Monday 9 August 2010

Vietnamese brides flock to South Korea

The Independent

After 30 minutes of discussion it was settled. Le would become his bride. She and three other young Vietnamese women had been presented to two South Korean men by illegal marriage brokers in Ho Chi Minh City.

The men made their choices and three days later Le, then 25, was married. After completing the paperwork, she left behind her poor life on a farm in southern Vietnam to live in South Korea.

Tens of thousands of other Vietnamese women have made the same journey.

"I left because of my family's economic difficulties," Le said.

Her parents earned less than two million dong (108 dollars) a month, and the husband gave the family five times that ahead of the marriage.

Then the money stopped, because Le's South Korean dream was cut short.

"I wasn't beaten but I was locked up all day long," said Le, who only gave her first name.

She spoke at an official Women's Union centre which counsels prospective brides of foreigners and helps those who return after encountering difficulty.

Le said her husband "was shouting all the time." She fled, was arrested, and sent back to Vietnam where she returned to her home in the Mekong Delta province of Vinh Long.

Le was one of about 40,000 Vietnamese women who married South Koreans between 2004 and 2009, according to researchers.

Increasing numbers of Southeast Asian men, particularly in Japan, South Korea and Taiwan, are marrying foreigners because fewer women in their homelands are willing to wed and take on a traditional role, a study by Daniele Belanger, of Canada's University of Western Ontario, said in late July.

Official figures in South Korea show there were 7,249 marriages between South Koreans and Vietnamese women last year.

South Korean television shows are popular in Vietnam, exposing the would-be brides to Korean culture - and dreams of a better life.

Many of them are impoverished and poorly-educated residents of the rural Mekong Delta, where they are sought by illegal marriage brokers based in nearby Ho Chi Minh City, the former Saigon.

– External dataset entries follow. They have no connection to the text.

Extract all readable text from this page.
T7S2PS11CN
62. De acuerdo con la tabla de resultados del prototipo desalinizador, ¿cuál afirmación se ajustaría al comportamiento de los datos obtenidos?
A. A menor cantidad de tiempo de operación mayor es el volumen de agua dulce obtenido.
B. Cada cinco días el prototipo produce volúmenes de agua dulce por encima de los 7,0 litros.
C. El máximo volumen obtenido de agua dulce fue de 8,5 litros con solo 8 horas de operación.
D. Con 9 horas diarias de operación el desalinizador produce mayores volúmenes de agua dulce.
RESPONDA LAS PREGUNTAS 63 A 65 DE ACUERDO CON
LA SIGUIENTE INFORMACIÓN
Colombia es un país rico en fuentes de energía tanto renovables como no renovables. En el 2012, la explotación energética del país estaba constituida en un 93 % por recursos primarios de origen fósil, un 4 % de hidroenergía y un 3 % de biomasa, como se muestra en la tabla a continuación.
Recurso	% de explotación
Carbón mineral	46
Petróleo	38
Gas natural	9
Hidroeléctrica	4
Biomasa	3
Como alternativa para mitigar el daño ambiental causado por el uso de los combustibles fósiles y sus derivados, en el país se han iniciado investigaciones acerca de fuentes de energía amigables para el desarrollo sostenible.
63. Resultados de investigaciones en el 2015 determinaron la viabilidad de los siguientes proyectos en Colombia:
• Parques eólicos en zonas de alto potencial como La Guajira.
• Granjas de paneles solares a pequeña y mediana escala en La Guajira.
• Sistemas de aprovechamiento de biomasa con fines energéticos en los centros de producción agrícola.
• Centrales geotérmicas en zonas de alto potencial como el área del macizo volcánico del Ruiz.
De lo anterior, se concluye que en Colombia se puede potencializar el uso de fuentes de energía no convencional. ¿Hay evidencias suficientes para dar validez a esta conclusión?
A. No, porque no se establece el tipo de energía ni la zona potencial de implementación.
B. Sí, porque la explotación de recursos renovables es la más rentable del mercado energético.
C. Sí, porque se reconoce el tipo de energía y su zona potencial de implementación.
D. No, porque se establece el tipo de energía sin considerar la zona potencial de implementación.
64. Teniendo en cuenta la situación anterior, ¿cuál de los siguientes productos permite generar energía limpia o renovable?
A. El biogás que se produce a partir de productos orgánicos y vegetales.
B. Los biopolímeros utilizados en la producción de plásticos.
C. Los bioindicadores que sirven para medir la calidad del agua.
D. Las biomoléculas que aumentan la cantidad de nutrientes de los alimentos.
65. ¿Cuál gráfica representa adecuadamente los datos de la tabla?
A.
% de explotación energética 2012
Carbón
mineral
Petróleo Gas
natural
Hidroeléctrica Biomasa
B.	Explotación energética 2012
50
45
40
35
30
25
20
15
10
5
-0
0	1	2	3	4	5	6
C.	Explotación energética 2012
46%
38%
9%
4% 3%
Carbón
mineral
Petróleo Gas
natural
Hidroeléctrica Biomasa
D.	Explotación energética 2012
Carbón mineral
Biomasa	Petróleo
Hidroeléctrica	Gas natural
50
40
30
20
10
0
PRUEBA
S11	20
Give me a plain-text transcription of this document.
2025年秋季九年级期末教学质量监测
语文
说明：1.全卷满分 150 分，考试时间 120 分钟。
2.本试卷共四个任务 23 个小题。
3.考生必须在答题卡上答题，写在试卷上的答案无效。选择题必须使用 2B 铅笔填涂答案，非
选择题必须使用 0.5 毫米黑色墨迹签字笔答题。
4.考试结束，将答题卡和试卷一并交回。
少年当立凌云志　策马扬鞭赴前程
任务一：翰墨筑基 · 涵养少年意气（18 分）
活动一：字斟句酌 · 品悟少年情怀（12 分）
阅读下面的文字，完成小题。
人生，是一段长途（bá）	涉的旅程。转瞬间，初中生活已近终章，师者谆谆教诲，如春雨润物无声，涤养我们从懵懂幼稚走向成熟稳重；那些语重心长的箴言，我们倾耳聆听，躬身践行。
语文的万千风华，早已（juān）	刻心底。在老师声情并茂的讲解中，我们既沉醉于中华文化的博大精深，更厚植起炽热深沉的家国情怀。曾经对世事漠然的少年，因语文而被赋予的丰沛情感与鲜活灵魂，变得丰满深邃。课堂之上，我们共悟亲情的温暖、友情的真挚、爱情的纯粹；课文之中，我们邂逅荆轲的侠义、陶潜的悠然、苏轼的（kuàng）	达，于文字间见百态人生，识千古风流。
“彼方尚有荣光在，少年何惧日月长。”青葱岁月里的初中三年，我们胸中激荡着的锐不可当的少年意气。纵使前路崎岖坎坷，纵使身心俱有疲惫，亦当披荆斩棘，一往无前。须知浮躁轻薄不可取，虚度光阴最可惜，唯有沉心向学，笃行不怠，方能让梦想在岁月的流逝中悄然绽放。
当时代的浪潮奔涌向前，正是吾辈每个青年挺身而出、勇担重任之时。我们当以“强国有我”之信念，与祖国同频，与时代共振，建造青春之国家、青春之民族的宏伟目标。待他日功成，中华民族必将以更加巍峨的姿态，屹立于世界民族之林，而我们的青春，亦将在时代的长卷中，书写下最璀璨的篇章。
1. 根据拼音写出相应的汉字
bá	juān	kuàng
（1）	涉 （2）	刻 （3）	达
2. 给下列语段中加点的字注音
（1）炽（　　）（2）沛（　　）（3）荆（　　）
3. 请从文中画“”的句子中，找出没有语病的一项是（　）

Tran Giang Linh, a Vietnamese researcher, studied families in the Delta province of Can Tho and found some brides were able to send home more than 3,000 dollars in one year - roughly three times Vietnam's per capita income.

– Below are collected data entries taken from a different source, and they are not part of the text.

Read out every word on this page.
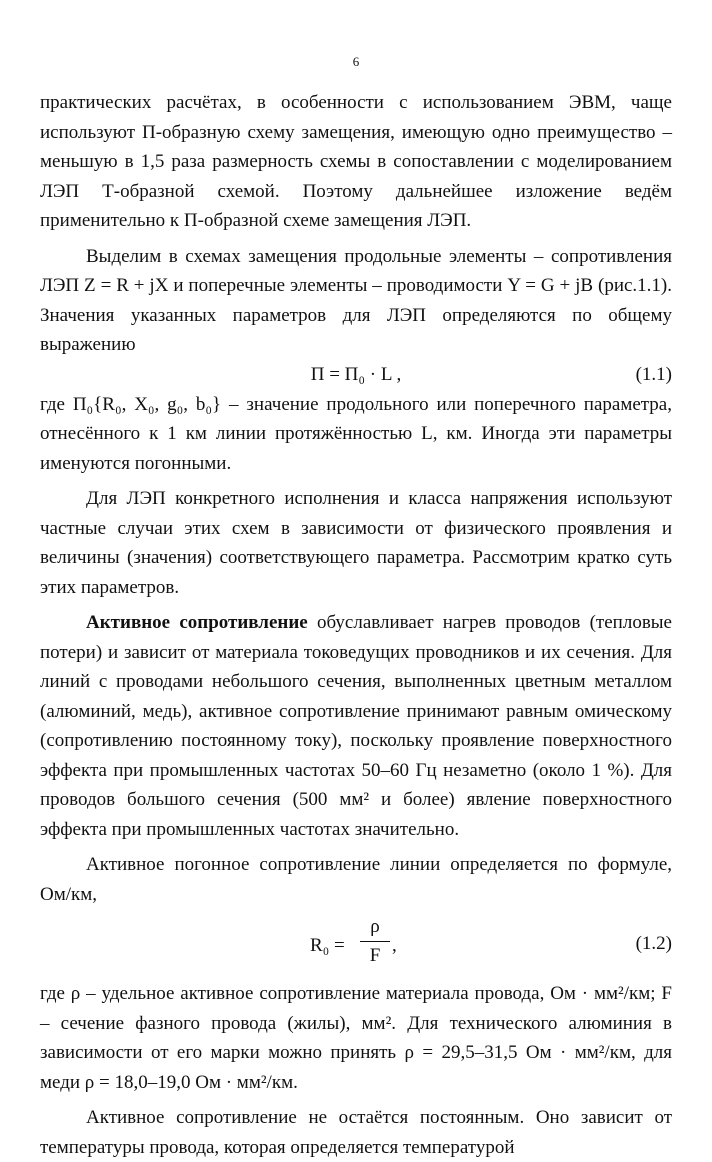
6

практических расчётах, в особенности с использованием ЭВМ, чаще используют П-образную схему замещения, имеющую одно преимущество – меньшую в 1,5 раза размерность схемы в сопоставлении с моделированием ЛЭП Т-образной схемой. Поэтому дальнейшее изложение ведём применительно к П-образной схеме замещения ЛЭП.

Выделим в схемах замещения продольные элементы – сопротивления ЛЭП Z = R + jX и поперечные элементы – проводимости Y = G + jB (рис.1.1). Значения указанных параметров для ЛЭП определяются по общему выражению

П = П₀ · L ,	(1.1)

где П₀{R₀, X₀, g₀, b₀} – значение продольного или поперечного параметра, отнесённого к 1 км линии протяжённостью L, км. Иногда эти параметры именуются погонными.

Для ЛЭП конкретного исполнения и класса напряжения используют частные случаи этих схем в зависимости от физического проявления и величины (значения) соответствующего параметра. Рассмотрим кратко суть этих параметров.

Активное сопротивление обуславливает нагрев проводов (тепловые потери) и зависит от материала токоведущих проводников и их сечения. Для линий с проводами небольшого сечения, выполненных цветным металлом (алюминий, медь), активное сопротивление принимают равным омическому (сопротивлению постоянному току), поскольку проявление поверхностного эффекта при промышленных частотах 50–60 Гц незаметно (около 1 %). Для проводов большого сечения (500 мм² и более) явление поверхностного эффекта при промышленных частотах значительно.

Активное погонное сопротивление линии определяется по формуле, Ом/км,

R₀ =
ρ
F ,	(1.2)

где ρ – удельное активное сопротивление материала провода, Ом · мм²/км; F – сечение фазного провода (жилы), мм². Для технического алюминия в зависимости от его марки можно принять ρ = 29,5–31,5 Ом · мм²/км, для меди ρ = 18,0–19,0 Ом · мм²/км.

Активное сопротивление не остаётся постоянным. Оно зависит от температуры провода, которая определяется температурой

But activists say some foreign brides, coaxed by false promises or deceptive advertising, end up living with spouses who have few assets, are ill, alcoholic or just difficult.

Seoul said it would set up a task force to reform the international matchmaking business following the death in July of Vietnamese bride Thach Thi Hoang Ngoc, 20. She was allegedly beaten and stabbed to death by her 47-year-old husband eight days after she arrived in the southern port city of Busan.

The man told police he heard a "ghost's voice" urging him to kill his bride when they quarrelled. He had been treated 57 times for schizophrenia since July 2005, South Korean police said.

Ngoc and her husband met through a marriage agency, Vietnamese media reported.

Following her death, a Vietnamese government spokeswoman said clamping down on illegal marriage brokers would be difficult because "it is not easy to identify which marriage is unlawfully brokered".

An increasing number of marriages are arranged through networks of relatives, although Belanger said family members often have links to the brokers.

Matchmaking agencies in receiving and sending countries still play a major role but "family networks are taking on a greater importance," she said.

Taiwan used to be the destination of choice for Vietnamese women seeking foreign husbands. Some 100,000 Vietnamese wives have been registered there since the early 1990s, according to data gathered on the island.

The flow shifted to South Korea over the past several years, partly because Taiwan tightened its documentation process, said Hong-zen Wang, director of the Graduate Institute of Sociology at Taiwan's National Sun Yat-sen University.

"Now South Korea is the principle destination," he said.

Last year Taiwan also banned commercial international matchmaking services after a series of high-profile criminal cases, including one in which a man was jailed for enslaving and torturing his Vietnamese wife.

Although the problems which foreign brides can encounter abroad should not be minimised, arranged marriages do not systematically lead to abuse, Belanger said.

And the potential for a better life and the ability to send money home to the family draws five or six women a month to the Women's Union advisory centre in Vinh Long.

For Le, who has remarried to a Vietnamese man, the centre is still a source of support three years after her failed marriage to the Korean.

"It helps me to return to a normal life," she said.